Malgré cette statistique inquiétante, le vétérinaire souligne que bien qu’il ne soit pas facile d’éradiquer le virus de son troupeau, cela s’avère pas mal moins compliqué qu’on pourrait le penser. « Ce ne sont pas des mesures très coûteuses, mais ça prend de la patience parce que c’est un processus qui prend du temps », indique-t-il. 

Le VLB se transmettant principalement par le sang, d’une vache à l’autre, c’est presque toujours le producteur qui agit comme vecteur de transmission. Utiliser la même seringue sur plusieurs vaches pour injecter un antibiotique, c’est la recette gagnante pour propager la maladie dans son troupeau, assure le Dr Durocher. « Prends une goutte de sang et divise-la en 1 000, et cette gouttelette microscopique est suffisante pour transmettre le virus. »

Photo : Archives/TCN

Photo : Archives/TCN

De la rigueur et du temps

La première étape consiste donc à réviser toutes ses pratiques et à identifier celles qui sont à risque. « Ça veut dire de changer de seringue à chaque utilisation. C’est d’exiger que le pareur d’onglons nettoie ses outils entre chaque animal. La même chose quand on pose les tags sur les vaches. Ce ne sont pas des mesures très coûteuses, mais il faut être très rigoureux dans leur application et s’assurer que tout le monde les respecte : toi-même, ton employé ou ton père qui vient t’aider les fins de semaine. »

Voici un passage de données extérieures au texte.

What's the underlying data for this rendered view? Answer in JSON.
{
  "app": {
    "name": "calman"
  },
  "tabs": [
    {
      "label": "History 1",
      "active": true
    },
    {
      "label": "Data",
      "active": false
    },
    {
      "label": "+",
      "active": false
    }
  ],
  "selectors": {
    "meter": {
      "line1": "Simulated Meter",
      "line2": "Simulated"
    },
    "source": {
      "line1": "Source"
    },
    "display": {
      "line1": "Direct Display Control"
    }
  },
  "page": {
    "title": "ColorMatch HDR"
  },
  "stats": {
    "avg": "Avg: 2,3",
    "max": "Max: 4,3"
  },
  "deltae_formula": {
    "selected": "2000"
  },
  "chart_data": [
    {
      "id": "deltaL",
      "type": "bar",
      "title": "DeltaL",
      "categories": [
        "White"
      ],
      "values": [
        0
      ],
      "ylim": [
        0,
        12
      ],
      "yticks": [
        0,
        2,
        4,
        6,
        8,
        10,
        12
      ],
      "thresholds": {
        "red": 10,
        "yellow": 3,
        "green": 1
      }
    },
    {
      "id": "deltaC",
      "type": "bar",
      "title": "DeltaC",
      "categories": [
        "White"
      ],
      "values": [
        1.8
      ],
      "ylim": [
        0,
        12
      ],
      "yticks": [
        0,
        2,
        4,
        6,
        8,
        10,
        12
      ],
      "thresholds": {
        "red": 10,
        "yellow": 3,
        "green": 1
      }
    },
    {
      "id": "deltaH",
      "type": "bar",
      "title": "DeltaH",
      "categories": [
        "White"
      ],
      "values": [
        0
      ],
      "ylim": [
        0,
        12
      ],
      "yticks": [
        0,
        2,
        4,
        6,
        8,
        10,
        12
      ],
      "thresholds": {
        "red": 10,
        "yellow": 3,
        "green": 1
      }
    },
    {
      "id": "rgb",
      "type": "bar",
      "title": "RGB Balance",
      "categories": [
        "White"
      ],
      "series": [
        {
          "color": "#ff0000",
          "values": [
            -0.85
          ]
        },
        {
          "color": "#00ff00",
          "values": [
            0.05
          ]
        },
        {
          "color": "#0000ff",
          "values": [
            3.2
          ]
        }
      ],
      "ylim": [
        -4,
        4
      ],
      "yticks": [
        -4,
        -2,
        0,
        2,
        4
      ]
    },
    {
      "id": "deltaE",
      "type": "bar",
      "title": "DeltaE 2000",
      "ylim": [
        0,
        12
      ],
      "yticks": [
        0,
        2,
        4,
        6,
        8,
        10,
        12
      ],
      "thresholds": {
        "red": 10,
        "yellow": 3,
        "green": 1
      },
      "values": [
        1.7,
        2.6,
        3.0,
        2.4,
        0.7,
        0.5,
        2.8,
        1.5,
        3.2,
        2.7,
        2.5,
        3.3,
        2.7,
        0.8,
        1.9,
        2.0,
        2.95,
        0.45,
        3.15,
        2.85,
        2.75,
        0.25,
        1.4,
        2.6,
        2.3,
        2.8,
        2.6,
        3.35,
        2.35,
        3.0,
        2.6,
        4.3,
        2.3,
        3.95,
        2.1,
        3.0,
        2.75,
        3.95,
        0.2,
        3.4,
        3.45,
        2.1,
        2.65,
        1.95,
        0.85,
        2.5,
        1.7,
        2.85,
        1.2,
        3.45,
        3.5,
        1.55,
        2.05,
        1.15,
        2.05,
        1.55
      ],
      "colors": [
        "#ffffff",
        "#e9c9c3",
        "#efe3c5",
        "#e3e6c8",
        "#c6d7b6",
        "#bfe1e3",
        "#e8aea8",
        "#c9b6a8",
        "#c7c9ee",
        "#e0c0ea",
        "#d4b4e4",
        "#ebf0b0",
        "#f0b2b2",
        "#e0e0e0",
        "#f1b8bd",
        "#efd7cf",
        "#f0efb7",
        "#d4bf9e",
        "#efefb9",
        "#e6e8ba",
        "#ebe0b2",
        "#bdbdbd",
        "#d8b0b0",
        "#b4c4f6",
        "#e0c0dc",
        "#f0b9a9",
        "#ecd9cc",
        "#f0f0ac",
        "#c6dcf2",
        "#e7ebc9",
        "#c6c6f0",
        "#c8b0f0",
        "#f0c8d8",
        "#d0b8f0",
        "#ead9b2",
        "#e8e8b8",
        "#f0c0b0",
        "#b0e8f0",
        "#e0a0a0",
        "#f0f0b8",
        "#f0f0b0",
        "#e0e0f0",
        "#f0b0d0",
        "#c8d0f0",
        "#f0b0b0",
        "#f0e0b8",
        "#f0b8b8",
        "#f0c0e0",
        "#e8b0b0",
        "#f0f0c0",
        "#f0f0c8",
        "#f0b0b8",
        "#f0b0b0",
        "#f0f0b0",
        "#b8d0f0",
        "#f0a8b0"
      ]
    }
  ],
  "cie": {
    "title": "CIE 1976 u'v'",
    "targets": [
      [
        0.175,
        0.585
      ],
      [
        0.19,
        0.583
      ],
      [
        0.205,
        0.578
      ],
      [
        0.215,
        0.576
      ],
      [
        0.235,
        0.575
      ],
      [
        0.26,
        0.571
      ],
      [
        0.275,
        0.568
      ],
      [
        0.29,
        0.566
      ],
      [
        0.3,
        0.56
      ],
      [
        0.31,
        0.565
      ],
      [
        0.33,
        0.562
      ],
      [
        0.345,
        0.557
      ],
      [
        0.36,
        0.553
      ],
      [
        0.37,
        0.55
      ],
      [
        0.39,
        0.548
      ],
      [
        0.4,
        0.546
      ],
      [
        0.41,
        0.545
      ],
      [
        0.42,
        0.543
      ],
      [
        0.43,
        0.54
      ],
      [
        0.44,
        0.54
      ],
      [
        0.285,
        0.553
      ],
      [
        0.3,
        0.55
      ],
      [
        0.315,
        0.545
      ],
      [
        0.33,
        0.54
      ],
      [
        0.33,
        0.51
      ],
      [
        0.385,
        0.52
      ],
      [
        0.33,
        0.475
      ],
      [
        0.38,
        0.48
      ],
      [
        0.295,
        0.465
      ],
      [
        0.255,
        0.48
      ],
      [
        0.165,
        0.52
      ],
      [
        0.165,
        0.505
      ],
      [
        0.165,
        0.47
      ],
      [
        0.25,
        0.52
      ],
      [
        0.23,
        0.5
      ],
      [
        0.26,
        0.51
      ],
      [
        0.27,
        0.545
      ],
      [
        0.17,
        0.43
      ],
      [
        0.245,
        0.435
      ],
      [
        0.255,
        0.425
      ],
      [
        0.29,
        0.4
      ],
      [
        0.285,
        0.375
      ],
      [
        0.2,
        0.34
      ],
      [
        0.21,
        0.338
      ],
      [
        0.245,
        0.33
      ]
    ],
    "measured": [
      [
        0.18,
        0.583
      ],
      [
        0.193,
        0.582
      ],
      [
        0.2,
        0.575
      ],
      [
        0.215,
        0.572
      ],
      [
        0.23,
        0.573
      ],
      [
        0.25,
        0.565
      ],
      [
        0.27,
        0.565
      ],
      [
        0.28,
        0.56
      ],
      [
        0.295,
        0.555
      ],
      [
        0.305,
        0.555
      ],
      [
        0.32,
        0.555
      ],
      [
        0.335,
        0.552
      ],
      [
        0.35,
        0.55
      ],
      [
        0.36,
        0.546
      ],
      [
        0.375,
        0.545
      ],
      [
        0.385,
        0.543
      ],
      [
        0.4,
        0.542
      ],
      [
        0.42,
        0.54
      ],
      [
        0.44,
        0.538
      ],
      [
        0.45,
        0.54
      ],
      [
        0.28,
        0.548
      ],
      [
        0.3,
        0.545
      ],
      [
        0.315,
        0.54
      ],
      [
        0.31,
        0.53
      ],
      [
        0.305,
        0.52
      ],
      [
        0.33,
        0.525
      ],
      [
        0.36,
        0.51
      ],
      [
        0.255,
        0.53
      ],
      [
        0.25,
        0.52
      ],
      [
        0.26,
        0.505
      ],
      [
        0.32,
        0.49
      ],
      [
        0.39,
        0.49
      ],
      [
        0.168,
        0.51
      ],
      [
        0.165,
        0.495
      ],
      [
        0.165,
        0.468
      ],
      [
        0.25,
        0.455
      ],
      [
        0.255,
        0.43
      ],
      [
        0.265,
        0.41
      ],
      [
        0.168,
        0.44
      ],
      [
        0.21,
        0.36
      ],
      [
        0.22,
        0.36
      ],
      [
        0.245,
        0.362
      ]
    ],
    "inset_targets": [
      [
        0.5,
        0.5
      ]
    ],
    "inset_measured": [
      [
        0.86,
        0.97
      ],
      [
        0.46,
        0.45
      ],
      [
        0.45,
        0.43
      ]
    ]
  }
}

Cette pratique établie, c’est le temps qui fera ensuite le travail. « On connaît le roulement d’un troupeau. Généralement, les vaches vont faire trois, quatre ou cinq lactations et puis vont partir. Au bout de quelques années, celles qui sont positives seront éventuellement remplacées par des vaches négatives qui le resteront parce que j’aurai continué à respecter mon plan de match », poursuit le vétérinaire. 

Le Dr Durocher souligne que cette stratégie générale doit être couplée avec une stratégie adaptée pour chaque producteur. « Un éleveur qui fait de la génétique, c’est tolérance zéro pour lui, et il va privilégier une approche agressive pour éliminer le virus. Tandis que pour un éleveur commercial qui a 2 % ou 3 % de vaches infectées, c’est négligeable et il va vivre avec ses cas positifs jusqu’à ce qu’elles quittent le troupeau. »

Le vétérinaire souligne enfin que l’autre grand facteur de risque à surveiller pour la transmission du VLB est la présence d’un taureau à l’intérieur de l’étable. « Si tu gardes la même aiguille pour piquer les vaches, c’est 100 % certain que tu vas transmettre la leucose bovine. Avec le taureau, le risque diminue, mais il y a une chance sur deux qu’il infecte une vache quand il va la saillir ou bien qu’il soit lui-même contaminé », conclut-il.


Les impacts du VLB

• Réduction de la fonction immunitaire;

• Réduction de la production de lait totale à vie et de la longévité;

• Condamnation de la carcasse lors de l’abattage;

• Réduction de l’efficacité de la reproduction.


Cet article a été publié dans notre cahier spécial La prévention au coeur de la santé animale paru le 16 novembre 2022.